Causes of fat accumulation with age
Decreased basal metabolism
Basal metabolism is the amount of energy our body needs to maintain its basic functions at rest. With age, the basal metabolism tends to decrease. This means that the body burns fewer calories to perform the same daily activities, which can lead to excess calories being stored as fat.
Loss of muscle mass
As we age, it is common to experience a loss of muscle mass, a process known as sarcopenia. Muscles are metabolically active, which means they burn calories even at rest. The decrease in muscle mass reduces the amount of calories we burn daily, contributing to an increase in the accumulation of fat.
Hormonal changes
Hormonal changes play a crucial role in fat accumulation with age. In women, menopause involves a decrease in estrogen levels, which can cause a redistribution of fat towards the abdomen. In men, decreased testosterone can lead to an increase in body fat and a decrease in muscle mass.
Sedentary lifestyle
As the years go by, many people adopt a more sedentary lifestyle. The reduction in physical activity directly contributes to the accumulation of fat, since the body does not burn as many calories as it used to do. In addition, being sedentary can exacerbate the loss of muscle mass, creating a vicious cycle.
Strategies to mitigate fat accumulation
Diet adjustment
With a slower metabolism, it’s important to adjust your caloric intake to avoid excess calories. Focus on a balanced diet rich in lean protein, fruits, vegetables, and whole grains. Protein is especially important as it helps maintain and build muscle mass.
regular exercise
Incorporating resistance exercises and strength training can help counteract the loss of muscle mass and increase basal metabolism. Aerobic exercise is also crucial for burning calories and improving cardiovascular health. Try to combine both types of exercise for the best results.
Stress control and adequate sleep
Chronic stress and lack of sleep can negatively affect hormone levels, increasing the risk of fat accumulation.

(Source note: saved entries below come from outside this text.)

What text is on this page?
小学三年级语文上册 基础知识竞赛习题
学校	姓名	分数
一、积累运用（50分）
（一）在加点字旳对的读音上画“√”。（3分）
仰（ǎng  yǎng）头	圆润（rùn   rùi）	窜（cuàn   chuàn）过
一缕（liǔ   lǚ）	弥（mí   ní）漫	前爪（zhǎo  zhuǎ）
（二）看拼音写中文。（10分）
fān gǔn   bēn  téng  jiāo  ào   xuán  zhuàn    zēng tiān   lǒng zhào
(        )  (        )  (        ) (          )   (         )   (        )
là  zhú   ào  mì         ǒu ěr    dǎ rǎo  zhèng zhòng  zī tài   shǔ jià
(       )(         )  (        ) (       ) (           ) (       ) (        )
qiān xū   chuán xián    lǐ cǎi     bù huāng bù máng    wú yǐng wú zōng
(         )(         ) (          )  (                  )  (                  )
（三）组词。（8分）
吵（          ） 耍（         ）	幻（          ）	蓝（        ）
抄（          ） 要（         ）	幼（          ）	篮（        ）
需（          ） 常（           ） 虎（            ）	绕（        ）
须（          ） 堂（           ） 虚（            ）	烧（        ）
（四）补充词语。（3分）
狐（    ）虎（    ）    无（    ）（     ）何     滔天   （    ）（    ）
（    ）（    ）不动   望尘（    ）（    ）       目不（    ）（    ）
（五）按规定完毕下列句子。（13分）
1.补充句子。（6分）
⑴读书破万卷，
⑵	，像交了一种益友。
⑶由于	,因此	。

Practices such as meditation, yoga, and ensuring quality sleep of at least 7-8 hours per night can be beneficial.
Regular health monitoring
Getting regular medical checkups can help detect hormonal problems or other health problems that contribute to fat accumulation. Working with a health professional to manage these issues is essential to maintaining a healthy weight.
Hydration and water consumption
Staying well hydrated can help control your appetite and improve your metabolism. Water is essential for many bodily functions and can help prevent fluid retention that is sometimes mistaken for weight gain.
In short, although the accumulation of fat with age is a natural process, it is not inevitable or uncontrollable. Through a combination of balanced diet, regular exercise and healthy lifestyle habits, it is possible to mitigate its effects and maintain a healthy body composition.